L’opérateur chinois vient d’inaugurer un centre de cybersécurité en plein cœur de la capitale. ZTE ne veut pas répéter les mêmes erreurs que son compatriote Huawei lors d’une implantation similaire il y a quelques mois et joue la carte de la transparence.

Au-delà de l’acquisition d’une position stratégique juste à côté des institutions européennes, ZTE veut surtout montrer patte blanche en Europe. Le but de l’opération est avant tout de lever les doutes liés à ses équipements et faciliter l’accès et les contrôles de ses équipements technologiques. Car à l’instar d’Huawei, ZTE est soupçonné par certains Etats, dont les Etats-Unis, d’avoir des liens avec les autorités chinoises et de présenter un risque potentiel pour la sécurité nationale.

Le précédent Huawei

Lorsqu’Huawei avait débarqué à Bruxelles, il y a quelques mois, les réactions avaient été assez virulentes, notamment de la part des Etats-Unis, qui accusaient déjà le fabricant chinois d’espionnage.

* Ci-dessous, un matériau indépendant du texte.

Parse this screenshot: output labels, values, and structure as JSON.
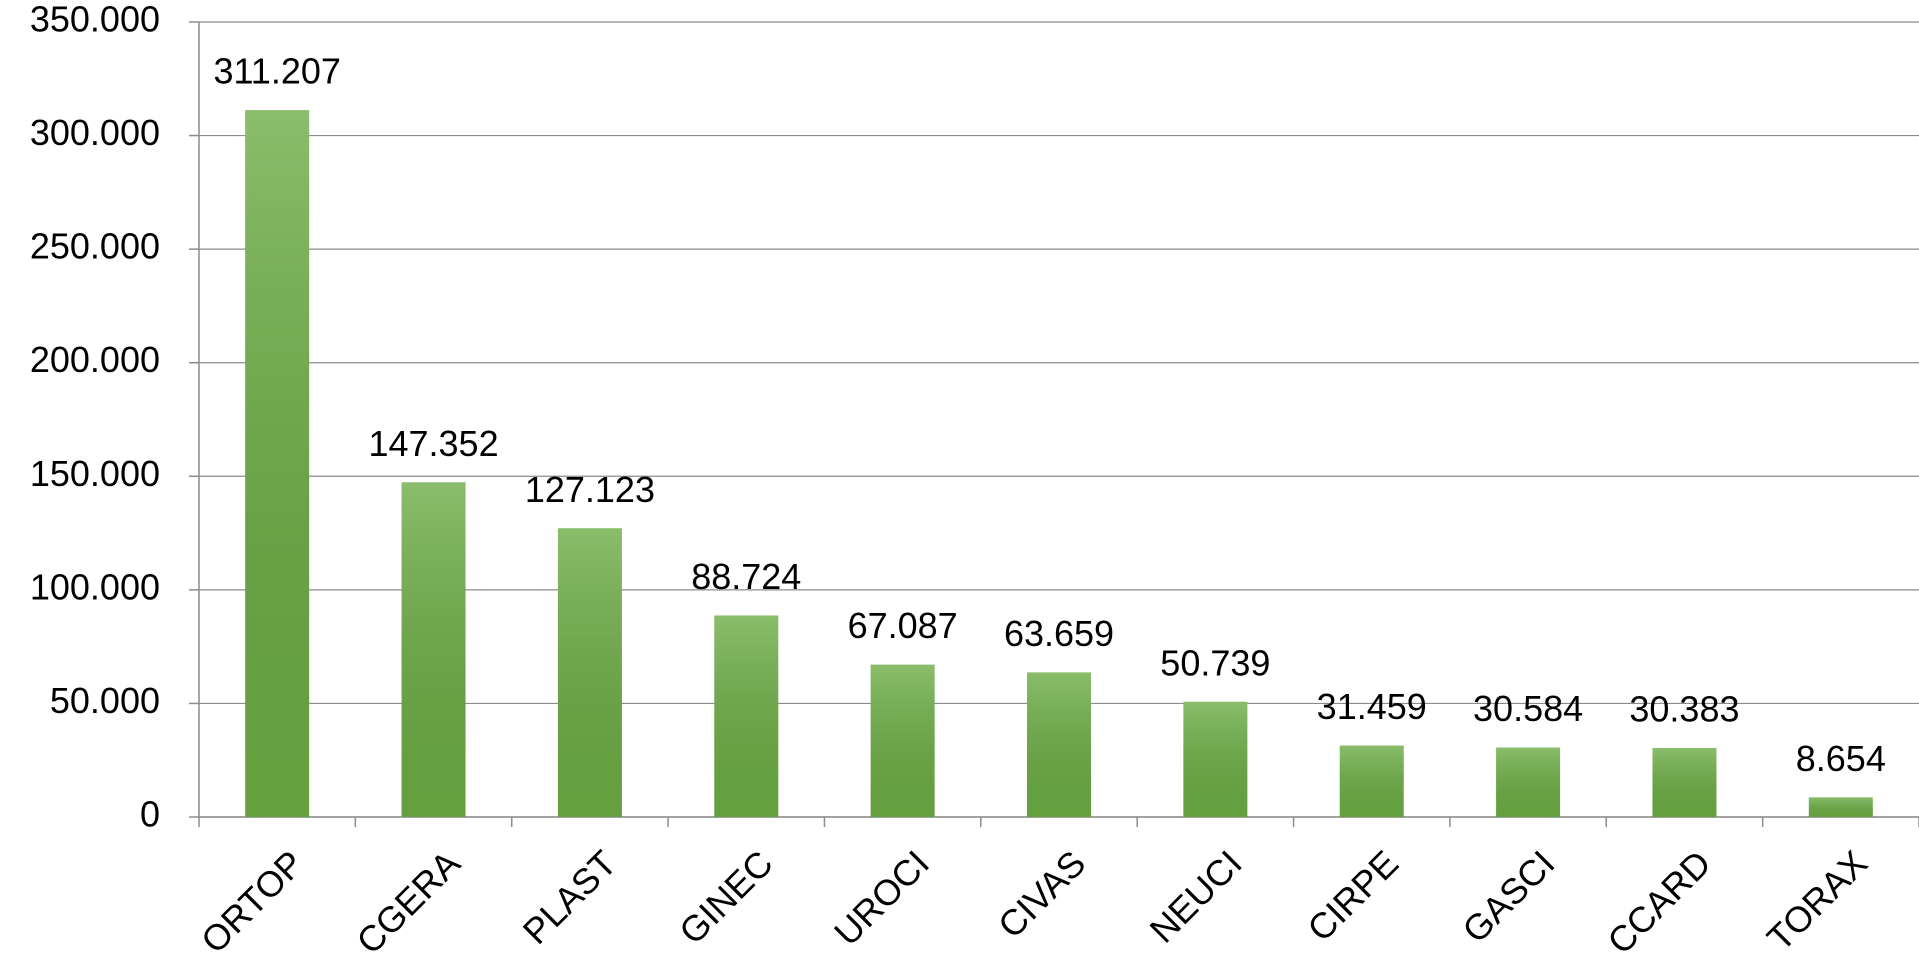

Du côté belge, c’est le Centre pour la cybersécurité en Belgique, sur ordre du gouvernement fédéral, qui avait ouvert une enquête lors de l’arrivée d’Huawei. Aucune irrégularité ou menace pour la cybersécurité n’avait alors été détectée malgré des soupçons pesants.

Dans ce cas-ci, le CCB nous confirme qu’il n’a reçu aucune demande pour diligenter une enquête. "Nous n’avons pour le moment aucune raison de penser qu’il y ait un risque pour la cybersécurité avec l’ouverture de ce nouveau centre par ZTE. Nous n’avons reçu aucune information en ce sens et nous ne mènerons pas d’enquête tant que le gouvernement ne nous le demandera pas", explique Phédra Clouner, directrice adjointe du Centre pour la cybersécurité en Belgique.

Profil bas

De son côté, ZTE fait profil bas et déclare vouloir collaborer avec toutes les autorités compétentes. L’opérateur chinois veut probablement éviter d’être purement et simplement banni, comme c’est le cas au Japon et en Australie. Dans ces deux pays, il n’a pas le droit de fournir ses équipements pour le déploiement des réseaux 5G.

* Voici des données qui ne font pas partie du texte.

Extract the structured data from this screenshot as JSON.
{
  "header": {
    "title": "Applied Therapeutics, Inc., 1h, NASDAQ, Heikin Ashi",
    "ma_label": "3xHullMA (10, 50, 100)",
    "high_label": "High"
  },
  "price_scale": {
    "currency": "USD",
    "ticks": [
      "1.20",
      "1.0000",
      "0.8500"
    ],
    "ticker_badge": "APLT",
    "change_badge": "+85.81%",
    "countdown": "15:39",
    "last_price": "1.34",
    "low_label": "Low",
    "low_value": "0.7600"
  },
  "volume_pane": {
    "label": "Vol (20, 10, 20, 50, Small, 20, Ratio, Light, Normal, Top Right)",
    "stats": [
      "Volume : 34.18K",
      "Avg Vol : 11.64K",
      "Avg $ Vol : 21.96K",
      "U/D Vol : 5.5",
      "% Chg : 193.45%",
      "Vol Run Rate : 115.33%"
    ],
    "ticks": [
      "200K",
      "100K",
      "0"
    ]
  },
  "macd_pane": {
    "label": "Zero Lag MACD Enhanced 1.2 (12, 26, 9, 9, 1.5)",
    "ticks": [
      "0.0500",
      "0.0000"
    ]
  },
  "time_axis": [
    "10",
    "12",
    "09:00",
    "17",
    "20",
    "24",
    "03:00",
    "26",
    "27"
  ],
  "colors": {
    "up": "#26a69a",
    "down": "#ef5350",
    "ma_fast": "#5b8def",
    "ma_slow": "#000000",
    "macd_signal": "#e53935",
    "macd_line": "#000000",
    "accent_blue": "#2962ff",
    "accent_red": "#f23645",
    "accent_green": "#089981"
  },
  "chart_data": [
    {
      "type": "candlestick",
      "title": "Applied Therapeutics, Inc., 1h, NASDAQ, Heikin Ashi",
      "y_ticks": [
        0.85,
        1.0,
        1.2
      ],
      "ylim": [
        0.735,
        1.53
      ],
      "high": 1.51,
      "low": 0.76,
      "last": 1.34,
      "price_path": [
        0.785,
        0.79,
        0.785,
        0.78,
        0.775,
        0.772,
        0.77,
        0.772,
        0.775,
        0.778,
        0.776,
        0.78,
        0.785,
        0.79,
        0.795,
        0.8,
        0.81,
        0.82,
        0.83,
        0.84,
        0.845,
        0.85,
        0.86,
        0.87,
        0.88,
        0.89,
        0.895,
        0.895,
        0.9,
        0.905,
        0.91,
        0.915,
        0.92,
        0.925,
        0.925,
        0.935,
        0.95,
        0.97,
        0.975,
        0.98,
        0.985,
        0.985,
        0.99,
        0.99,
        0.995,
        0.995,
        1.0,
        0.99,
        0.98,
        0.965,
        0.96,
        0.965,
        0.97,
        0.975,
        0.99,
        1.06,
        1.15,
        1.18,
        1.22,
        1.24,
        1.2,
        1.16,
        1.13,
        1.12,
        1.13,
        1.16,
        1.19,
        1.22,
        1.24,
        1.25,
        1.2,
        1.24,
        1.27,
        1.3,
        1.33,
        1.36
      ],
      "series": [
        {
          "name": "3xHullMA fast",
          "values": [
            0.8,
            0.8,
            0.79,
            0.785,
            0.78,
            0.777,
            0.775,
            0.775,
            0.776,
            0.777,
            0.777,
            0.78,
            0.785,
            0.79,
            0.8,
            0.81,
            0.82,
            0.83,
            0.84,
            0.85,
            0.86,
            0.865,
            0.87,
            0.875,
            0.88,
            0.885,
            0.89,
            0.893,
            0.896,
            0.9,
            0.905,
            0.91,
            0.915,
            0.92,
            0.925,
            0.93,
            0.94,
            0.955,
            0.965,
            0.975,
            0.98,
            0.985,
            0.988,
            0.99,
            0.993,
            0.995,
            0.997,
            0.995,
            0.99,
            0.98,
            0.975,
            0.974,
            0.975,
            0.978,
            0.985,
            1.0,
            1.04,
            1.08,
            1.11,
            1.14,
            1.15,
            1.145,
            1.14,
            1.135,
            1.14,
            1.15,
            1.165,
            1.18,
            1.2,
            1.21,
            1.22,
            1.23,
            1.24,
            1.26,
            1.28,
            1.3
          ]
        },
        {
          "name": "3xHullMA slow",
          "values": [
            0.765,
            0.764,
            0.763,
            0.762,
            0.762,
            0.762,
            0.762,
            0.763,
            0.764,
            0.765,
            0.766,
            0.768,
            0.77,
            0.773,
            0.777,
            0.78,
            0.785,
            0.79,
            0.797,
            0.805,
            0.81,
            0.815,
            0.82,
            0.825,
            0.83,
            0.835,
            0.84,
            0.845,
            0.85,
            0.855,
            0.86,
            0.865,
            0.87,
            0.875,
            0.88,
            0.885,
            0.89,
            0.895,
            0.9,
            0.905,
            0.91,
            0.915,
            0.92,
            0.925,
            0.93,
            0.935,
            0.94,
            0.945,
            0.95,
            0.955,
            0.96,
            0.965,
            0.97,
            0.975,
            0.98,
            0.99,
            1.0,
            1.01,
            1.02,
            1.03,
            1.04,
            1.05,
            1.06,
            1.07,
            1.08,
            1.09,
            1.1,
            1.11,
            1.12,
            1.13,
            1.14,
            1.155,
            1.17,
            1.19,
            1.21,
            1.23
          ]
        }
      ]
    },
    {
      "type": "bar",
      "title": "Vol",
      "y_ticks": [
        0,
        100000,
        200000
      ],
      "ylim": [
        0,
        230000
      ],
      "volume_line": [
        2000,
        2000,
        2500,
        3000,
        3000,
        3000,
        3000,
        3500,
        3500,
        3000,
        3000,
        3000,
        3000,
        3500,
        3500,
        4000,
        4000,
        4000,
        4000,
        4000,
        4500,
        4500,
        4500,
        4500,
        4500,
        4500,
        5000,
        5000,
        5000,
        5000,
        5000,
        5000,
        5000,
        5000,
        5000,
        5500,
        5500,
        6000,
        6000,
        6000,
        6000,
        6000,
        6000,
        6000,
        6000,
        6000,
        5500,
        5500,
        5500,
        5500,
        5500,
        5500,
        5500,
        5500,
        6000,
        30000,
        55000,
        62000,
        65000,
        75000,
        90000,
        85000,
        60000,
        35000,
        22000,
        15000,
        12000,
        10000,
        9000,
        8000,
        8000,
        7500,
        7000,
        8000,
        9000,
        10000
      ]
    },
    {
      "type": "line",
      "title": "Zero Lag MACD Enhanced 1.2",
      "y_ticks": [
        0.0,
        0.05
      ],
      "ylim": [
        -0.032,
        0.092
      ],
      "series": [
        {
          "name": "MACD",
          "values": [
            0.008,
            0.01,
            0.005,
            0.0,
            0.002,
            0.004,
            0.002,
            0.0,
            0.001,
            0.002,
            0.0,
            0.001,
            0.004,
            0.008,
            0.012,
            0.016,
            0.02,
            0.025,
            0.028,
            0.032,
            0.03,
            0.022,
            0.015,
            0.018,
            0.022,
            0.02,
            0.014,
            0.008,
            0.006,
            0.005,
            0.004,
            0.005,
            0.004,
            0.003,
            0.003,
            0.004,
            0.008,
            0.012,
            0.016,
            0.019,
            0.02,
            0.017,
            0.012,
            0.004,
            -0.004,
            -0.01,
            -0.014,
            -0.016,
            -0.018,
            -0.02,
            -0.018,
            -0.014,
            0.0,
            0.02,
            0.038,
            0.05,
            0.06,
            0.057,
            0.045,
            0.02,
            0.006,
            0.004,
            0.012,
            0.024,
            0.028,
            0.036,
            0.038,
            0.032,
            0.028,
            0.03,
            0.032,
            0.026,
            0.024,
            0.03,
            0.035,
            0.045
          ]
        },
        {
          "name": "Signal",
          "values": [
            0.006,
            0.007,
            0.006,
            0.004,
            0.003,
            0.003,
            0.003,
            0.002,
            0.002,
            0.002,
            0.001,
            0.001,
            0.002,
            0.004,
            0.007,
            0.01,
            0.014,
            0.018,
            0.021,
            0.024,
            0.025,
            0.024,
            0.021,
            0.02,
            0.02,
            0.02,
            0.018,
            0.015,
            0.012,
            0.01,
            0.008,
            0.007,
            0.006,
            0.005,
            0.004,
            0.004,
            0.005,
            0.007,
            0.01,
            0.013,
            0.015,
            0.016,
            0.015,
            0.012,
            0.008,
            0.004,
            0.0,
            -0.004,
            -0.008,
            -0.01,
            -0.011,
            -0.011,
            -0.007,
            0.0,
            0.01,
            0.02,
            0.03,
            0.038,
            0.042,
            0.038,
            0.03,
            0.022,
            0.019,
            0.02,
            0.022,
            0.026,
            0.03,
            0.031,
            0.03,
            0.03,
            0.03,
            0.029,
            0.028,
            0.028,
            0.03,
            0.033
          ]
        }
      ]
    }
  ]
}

Ce nouveau centre va principalement permettre aux clients et régulateurs de vérifier les différents codes sources de l’équipement réseau et de tester les potentielles brèches de sécurité. "La sécurité ICT ne peut pas être contrôlée par un seul opérateur. ZTE veut jouer un rôle important à Bruxelles", commente sobrement l’opérateur chinois, qui dispose déjà de centres du même type à Nanjing, en Chine, et à Rome, en Italie.